After the computer is isolated, describe what should be investigated next.
List people who should be notified.
Describe what you could learn by a subsequent review of the firewall and IDS logs.

For isolating the computer, I think that would depend on how large the network is. It wouldn't just be a matter of "unplugging" that particular computer or removing it from the network. There should be a way to temporarily, I don't know, bypass it and let the rest of the network continue to function normally. Right?

Then, after it is isolated, I'm thinking that if they were trying to get through on port 3389, I would just block that port and only open it for legitimate business with other computers in my network. But I don't know if it is that easy.

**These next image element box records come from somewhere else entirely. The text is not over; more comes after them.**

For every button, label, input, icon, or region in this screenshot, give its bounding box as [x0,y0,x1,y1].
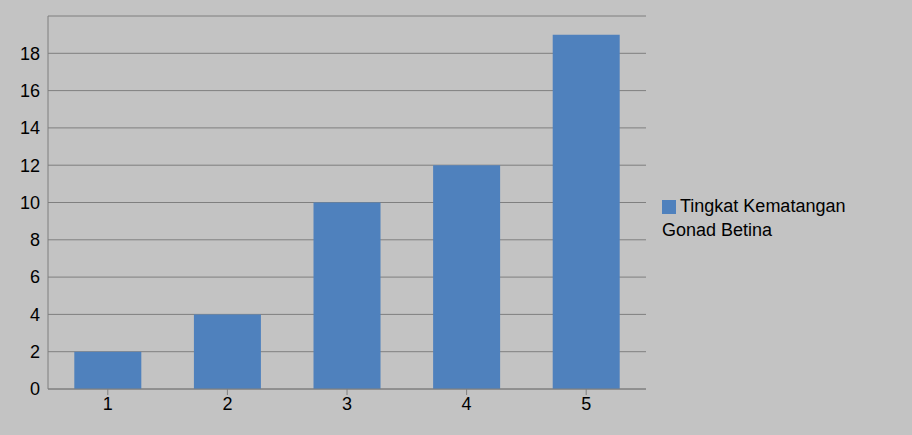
svg-text:18: 18 [20,44,40,64]
svg-text:0: 0 [30,379,40,399]
svg-text:10: 10 [20,193,40,213]
svg-text:4: 4 [30,305,40,325]
svg-text:1: 1 [103,394,113,414]
svg-text:12: 12 [20,156,40,176]
svg-text:2: 2 [222,394,232,414]
svg-text:5: 5 [581,394,591,414]
html-text:Tingkat Kematangan Gonad Betin: Tingkat Kematangan Gonad Betina [662,195,846,240]
svg-text:14: 14 [20,118,40,138]
svg-text:6: 6 [30,267,40,287]
svg-text:3: 3 [342,394,352,414]
svg-text:16: 16 [20,81,40,101]
svg-text:4: 4 [462,394,472,414]
svg-text:2: 2 [30,342,40,362]
svg-text:8: 8 [30,230,40,250]
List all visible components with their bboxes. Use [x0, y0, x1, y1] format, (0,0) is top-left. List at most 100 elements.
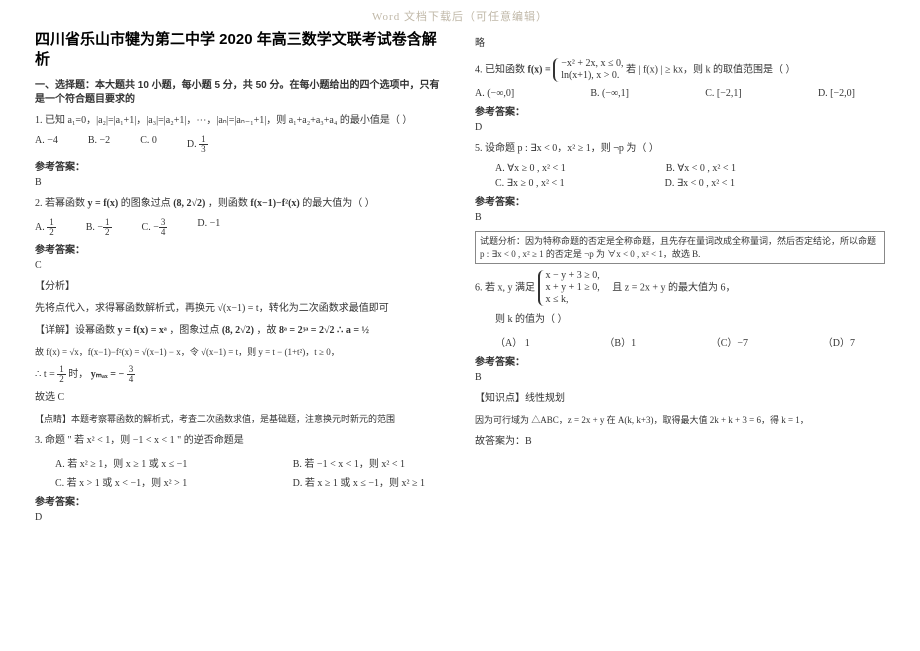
- answer-label: 参考答案：: [35, 241, 445, 256]
- q5-answer: B: [475, 212, 885, 223]
- q1-opt-d-label: D.: [187, 139, 197, 150]
- q4-opt-c: C. [−2,1]: [705, 88, 741, 99]
- q2-options: A. 12 B. −12 C. −34 D. −1: [35, 218, 445, 237]
- q6-opt-a: （A） 1: [495, 334, 530, 349]
- q1-answer: B: [35, 177, 445, 188]
- q2-opt-d: D. −1: [197, 218, 220, 237]
- piece-1: −x² + 2x, x ≤ 0,: [561, 58, 623, 70]
- left-column: 四川省乐山市犍为第二中学 2020 年高三数学文联考试卷含解析 一、选择题：本大…: [20, 30, 460, 531]
- q6-solution-2: 故答案为：B: [475, 434, 885, 450]
- formula: yₘₐₓ = −: [91, 369, 124, 380]
- q2-formula-1: y = f(x): [88, 198, 119, 209]
- fraction-icon: 34: [127, 365, 136, 384]
- constraint-1: x − y + 3 ≥ 0,: [546, 270, 600, 282]
- question-2: 2. 若幂函数 y = f(x) 的图象过点 (8, 2√2) ，则函数 f(x…: [35, 196, 445, 212]
- q3-opt-b: B. 若 −1 < x < 1，则 x² < 1: [293, 455, 445, 470]
- question-3: 3. 命题 " 若 x² < 1，则 −1 < x < 1 " 的逆否命题是: [35, 433, 445, 449]
- q5-opt-c: C. ∃x ≥ 0 , x² < 1: [495, 178, 565, 189]
- q2-line4: ∴ t = 12 时， yₘₐₓ = − 34: [35, 365, 445, 384]
- knowledge-point: 【知识点】线性规划: [475, 391, 885, 407]
- q6-answer: B: [475, 372, 885, 383]
- q4-func: f(x) =: [528, 64, 551, 75]
- answer-label: 参考答案：: [475, 193, 885, 208]
- q4-tail: 若 | f(x) | ≥ kx，则 k 的取值范围是（ ）: [626, 64, 795, 75]
- q2-formula-3: f(x−1)−f²(x): [250, 198, 299, 209]
- q2-conclusion: 故选 C: [35, 390, 445, 406]
- q1-options: A. −4 B. −2 C. 0 D. 1 3: [35, 135, 445, 154]
- fraction-icon: 1 3: [199, 135, 208, 154]
- opt-label: C.: [142, 222, 151, 233]
- q2-detail: 【详解】设幂函数 y = f(x) = xᵃ ，图象过点 (8, 2√2) ，故…: [35, 323, 445, 339]
- opt-label: A.: [35, 222, 45, 233]
- q1-opt-a: A. −4: [35, 135, 58, 154]
- answer-label: 参考答案：: [35, 493, 445, 508]
- constraint-2: x + y + 1 ≥ 0,: [546, 282, 600, 294]
- q2-dianjing: 【点睛】本题考察幂函数的解析式，考查二次函数求值，是基础题，注意换元时新元的范围: [35, 412, 445, 426]
- q2-opt-c: C. −34: [142, 218, 168, 237]
- answer-label: 参考答案：: [35, 158, 445, 173]
- q2-formula-2: (8, 2√2): [173, 198, 205, 209]
- detail-label: 【详解】设幂函数: [35, 325, 115, 336]
- analysis-label: 【分析】: [35, 279, 445, 295]
- question-5: 5. 设命题 p : ∃x < 0，x² ≥ 1，则 ¬p 为（ ）: [475, 141, 885, 157]
- q5-opt-d: D. ∃x < 0 , x² < 1: [665, 178, 735, 189]
- fraction-icon: 12: [57, 365, 66, 384]
- q2-opt-a: A. 12: [35, 218, 56, 237]
- q1-opt-d: D. 1 3: [187, 135, 208, 154]
- answer-label: 参考答案：: [475, 353, 885, 368]
- q5-opt-b: B. ∀x < 0 , x² < 1: [666, 163, 736, 174]
- q4-answer: D: [475, 122, 885, 133]
- q4-opt-b: B. (−∞,1]: [590, 88, 629, 99]
- q4-options: A. (−∞,0] B. (−∞,1] C. [−2,1] D. [−2,0]: [475, 88, 885, 99]
- q6-opt-b: （B）1: [604, 334, 636, 349]
- watermark-text: Word 文档下载后（可任意编辑）: [0, 8, 920, 24]
- q6-opt-d: （D）7: [823, 334, 855, 349]
- q1-opt-b: B. −2: [88, 135, 110, 154]
- piece-2: ln(x+1), x > 0.: [561, 70, 623, 82]
- q3-brief: 略: [475, 36, 885, 52]
- question-6: 6. 若 x, y 满足 x − y + 3 ≥ 0, x + y + 1 ≥ …: [475, 270, 885, 306]
- q3-opt-c: C. 若 x > 1 或 x < −1，则 x² > 1: [55, 474, 187, 489]
- q3-answer: D: [35, 512, 445, 523]
- q6-options: （A） 1 （B）1 （C）−7 （D）7: [495, 334, 885, 349]
- q4-label: 4. 已知函数: [475, 64, 525, 75]
- q5-row1: A. ∀x ≥ 0 , x² < 1 B. ∀x < 0 , x² < 1: [475, 163, 885, 174]
- q5-analysis-box: 试题分析：因为特称命题的否定是全称命题，且先存在量词改成全称量词，然后否定结论，…: [475, 231, 885, 264]
- q6-label: 6. 若 x, y 满足: [475, 282, 535, 293]
- q4-opt-d: D. [−2,0]: [818, 88, 855, 99]
- q6-tail: 且 z = 2x + y 的最大值为 6，: [612, 282, 735, 293]
- piecewise-brace: −x² + 2x, x ≤ 0, ln(x+1), x > 0.: [553, 58, 623, 82]
- text: ∴ t =: [35, 369, 55, 380]
- right-column: 略 4. 已知函数 f(x) = −x² + 2x, x ≤ 0, ln(x+1…: [460, 30, 900, 531]
- formula: y = f(x) = xᵃ: [118, 325, 167, 336]
- q1-opt-c: C. 0: [140, 135, 157, 154]
- q2-part-d: 的最大值为（ ）: [302, 198, 375, 209]
- section-heading: 一、选择题：本大题共 10 小题，每小题 5 分，共 50 分。在每小题给出的四…: [35, 79, 445, 107]
- q6-ask: 则 k 的值为（ ）: [495, 312, 885, 328]
- question-1: 1. 已知 a₁=0，|a₂|=|a₁+1|，|a₃|=|a₂+1|，⋯，|aₙ…: [35, 113, 445, 129]
- q3-opt-d: D. 若 x ≥ 1 或 x ≤ −1，则 x² ≥ 1: [293, 474, 445, 489]
- q2-part-a: 2. 若幂函数: [35, 198, 85, 209]
- formula: (8, 2√2): [222, 325, 254, 336]
- text: ，图象过点: [169, 325, 219, 336]
- text: ，故: [256, 325, 276, 336]
- q3-opt-a: A. 若 x² ≥ 1，则 x ≥ 1 或 x ≤ −1: [55, 455, 187, 470]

As far as the people that should be notified, I'm assuming in this scenario, I'm already the system administrator and other than the IT department head, I'm not sure who else would need to be notified. Maybe the employees so that if they see something like this happening on their computers, they would know to contact IT. Of course, you'd think, something like this happening, we'd beef up security automatically.

I think what could be learned by a subsequent review would be the fact that maybe our firewall wasn't so strong after all and that the security would need to be analyzed more often.

I know these are very general answers so I'm looking for some more details to support what I'm trying to say. Or someone to tell me that I'm totally on the wrong track.
Thanks for any help!!


----------



## lensman3 (Oct 19, 2007)

port 3389 is:

ms-wbt-server 3389/tcp # MS WBT Server
ms-wbt-server 3389/udp # MS WBT Server

Take a look in the linux file "/etc/services". This file has the "standard/accepted" port assignements. Somebody on your local network 192.168.2.xxx/24 is searching for "other" MS-WBT Servers.

They way to identify the problem computer is to run as superuser:
/usr/sbin/tcpdump -i eth0 port 3389

and look at IP address of the offending computer. Then to get the computer off line just go unplug it! This also sounds like a homework assignment!


----------



## torrk (Sep 6, 2008)

thanks for info. yes this is a homework assignment, i just need some direction to go. I didn't know who to ask


----------